Picture: Klearchos Kapoutsis
If you do have a clear idea of your passion in life, this might seem odd to you. But not everyone feels they have some greater, higher purpose. Some people may not be driven by any one vocation, but they still work hard and live happy, fulfilling lives. But most advice on picking or switching careers is usually focused on passion. If you’ve searched for your passion, and you still don’t know what it is, what else are you supposed to do? Career Development Specialist Lily Zhang suggests ruling out the things you don’t like instead:
Knowing what you don’t want can almost be as helpful as knowing what you want. Maybe you’re the kind of person who really can’t name what you find enjoyable, but who knows when you’ve encountered something you don’t like. That’s completely fine! Go with your strengths and start figuring out what doesn’t work for you.
Your dislikes might be based on prior job experience, or it might be based on what you know about yourself. But listing the factors you find intolerable about a job, then ruling out jobs that include those factors, can help you narrow down your options.
Some of us know exactly what our passions are, but for others, that question is a lot more difficult. It might not come until later in life; it might not come at all. But I like Zhang’s advice because it offers a way for people who don’t know what they’re passionate about to find a job they at least enjoy.
Check out her full post for more insight.
Stop Asking Yourself “What’s My Passion” and Start Asking This Instead [The Muse]
Comments
4 responses to “If You Don’t Have A Passion, Rule Out What You Don’t Like Instead”
The whole “your job should be your passion” thing has always annoyed me. Perhaps it’s an American thing, because in years of working in Australia, the UK and mainland Europe I can think of very few people who are passionate about their jobs. Sure, plenty of people like their jobs, some love theirs, many tolerate theirs and still others hate theirs, but passion? Pretty bloody rare.

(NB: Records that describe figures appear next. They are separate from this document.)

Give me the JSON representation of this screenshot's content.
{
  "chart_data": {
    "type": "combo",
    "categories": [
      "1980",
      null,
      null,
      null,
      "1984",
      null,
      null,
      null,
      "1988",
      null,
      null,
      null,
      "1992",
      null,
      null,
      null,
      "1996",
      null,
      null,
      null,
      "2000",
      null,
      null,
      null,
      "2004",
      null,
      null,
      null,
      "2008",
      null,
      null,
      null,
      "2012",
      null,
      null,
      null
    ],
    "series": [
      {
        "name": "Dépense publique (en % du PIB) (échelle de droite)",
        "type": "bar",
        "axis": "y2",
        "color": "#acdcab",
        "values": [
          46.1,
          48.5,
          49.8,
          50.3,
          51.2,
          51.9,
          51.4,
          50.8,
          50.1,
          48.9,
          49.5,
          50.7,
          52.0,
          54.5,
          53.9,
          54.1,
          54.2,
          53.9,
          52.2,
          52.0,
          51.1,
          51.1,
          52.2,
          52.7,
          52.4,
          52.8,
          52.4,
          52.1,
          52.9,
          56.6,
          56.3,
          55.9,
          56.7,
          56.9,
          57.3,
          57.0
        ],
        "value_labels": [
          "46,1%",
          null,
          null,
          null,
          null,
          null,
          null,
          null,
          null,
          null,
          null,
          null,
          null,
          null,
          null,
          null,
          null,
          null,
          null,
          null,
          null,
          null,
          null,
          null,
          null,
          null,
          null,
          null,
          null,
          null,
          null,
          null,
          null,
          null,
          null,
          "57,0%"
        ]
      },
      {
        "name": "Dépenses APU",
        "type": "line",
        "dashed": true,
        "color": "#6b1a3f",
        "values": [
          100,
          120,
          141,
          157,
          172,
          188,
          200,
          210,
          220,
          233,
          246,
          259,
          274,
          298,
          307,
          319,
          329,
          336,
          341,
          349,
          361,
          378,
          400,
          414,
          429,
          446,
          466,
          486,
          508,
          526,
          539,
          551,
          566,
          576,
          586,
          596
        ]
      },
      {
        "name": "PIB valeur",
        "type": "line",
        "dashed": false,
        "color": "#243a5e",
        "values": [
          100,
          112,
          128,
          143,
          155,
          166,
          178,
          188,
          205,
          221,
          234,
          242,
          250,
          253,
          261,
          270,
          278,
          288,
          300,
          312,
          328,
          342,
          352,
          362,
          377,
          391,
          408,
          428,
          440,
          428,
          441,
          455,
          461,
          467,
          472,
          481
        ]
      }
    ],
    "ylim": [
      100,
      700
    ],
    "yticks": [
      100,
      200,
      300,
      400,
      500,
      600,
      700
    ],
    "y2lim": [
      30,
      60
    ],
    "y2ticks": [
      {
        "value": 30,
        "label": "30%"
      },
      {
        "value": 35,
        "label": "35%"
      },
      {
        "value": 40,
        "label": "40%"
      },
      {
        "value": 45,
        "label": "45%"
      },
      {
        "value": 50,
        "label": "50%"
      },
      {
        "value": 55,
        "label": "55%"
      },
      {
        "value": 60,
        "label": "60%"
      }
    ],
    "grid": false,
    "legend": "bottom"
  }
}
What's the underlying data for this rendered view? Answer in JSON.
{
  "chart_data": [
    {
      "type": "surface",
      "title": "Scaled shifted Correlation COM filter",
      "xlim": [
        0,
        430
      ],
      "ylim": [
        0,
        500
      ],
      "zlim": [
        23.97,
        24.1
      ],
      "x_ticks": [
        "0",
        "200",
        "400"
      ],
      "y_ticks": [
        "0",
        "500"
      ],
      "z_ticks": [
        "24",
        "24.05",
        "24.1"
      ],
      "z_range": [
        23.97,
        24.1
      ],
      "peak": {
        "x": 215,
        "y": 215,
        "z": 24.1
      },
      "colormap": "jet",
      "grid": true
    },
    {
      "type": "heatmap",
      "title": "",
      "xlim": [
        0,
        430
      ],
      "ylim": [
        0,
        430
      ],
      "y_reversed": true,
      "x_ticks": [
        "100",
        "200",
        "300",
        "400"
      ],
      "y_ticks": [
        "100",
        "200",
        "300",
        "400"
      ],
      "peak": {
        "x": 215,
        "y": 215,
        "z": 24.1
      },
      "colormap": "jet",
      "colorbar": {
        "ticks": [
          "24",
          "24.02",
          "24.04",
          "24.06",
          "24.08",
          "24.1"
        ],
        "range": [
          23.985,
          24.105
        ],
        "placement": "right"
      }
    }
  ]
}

I think it depends on the sector and market you work in. Many of the people that work for me wouldn’t be doing what they do unless they enjoyed it or were passionate about it. If I won the lotto tomorrow I’d still go to work as I particularly enjoy what I do, and I could say the same for many staff/colleagues I have worked with over the years in my market.
Agreed, grod. I’ve had two jobs that were my passion over the course of a career that has included many other jobs. I’ve come to peace with, “I have an expensive hobby, and I love this job which, if I do well at it and earn a good incentive bonus, gives me the funds I require to pursue my hobby when I am not working.” I used to be a 60 hour week person, when trying to work *toward* a job that I was passionate about, and a 70-90 hour a week person when working *in* a job I was passionate about (because I couldn’t bear to leave at the end of the day!). Now I work 40-45 hours a week and focus on my hobby 20 hours a week. And that particular hobby is not one that I want to be a job. There is intellectual and creative freedom in it today that would not be there if I had to focus on it being income-producing rather than something I just do for joy.
What if we eliminate things we hate and we’re left with nothing?!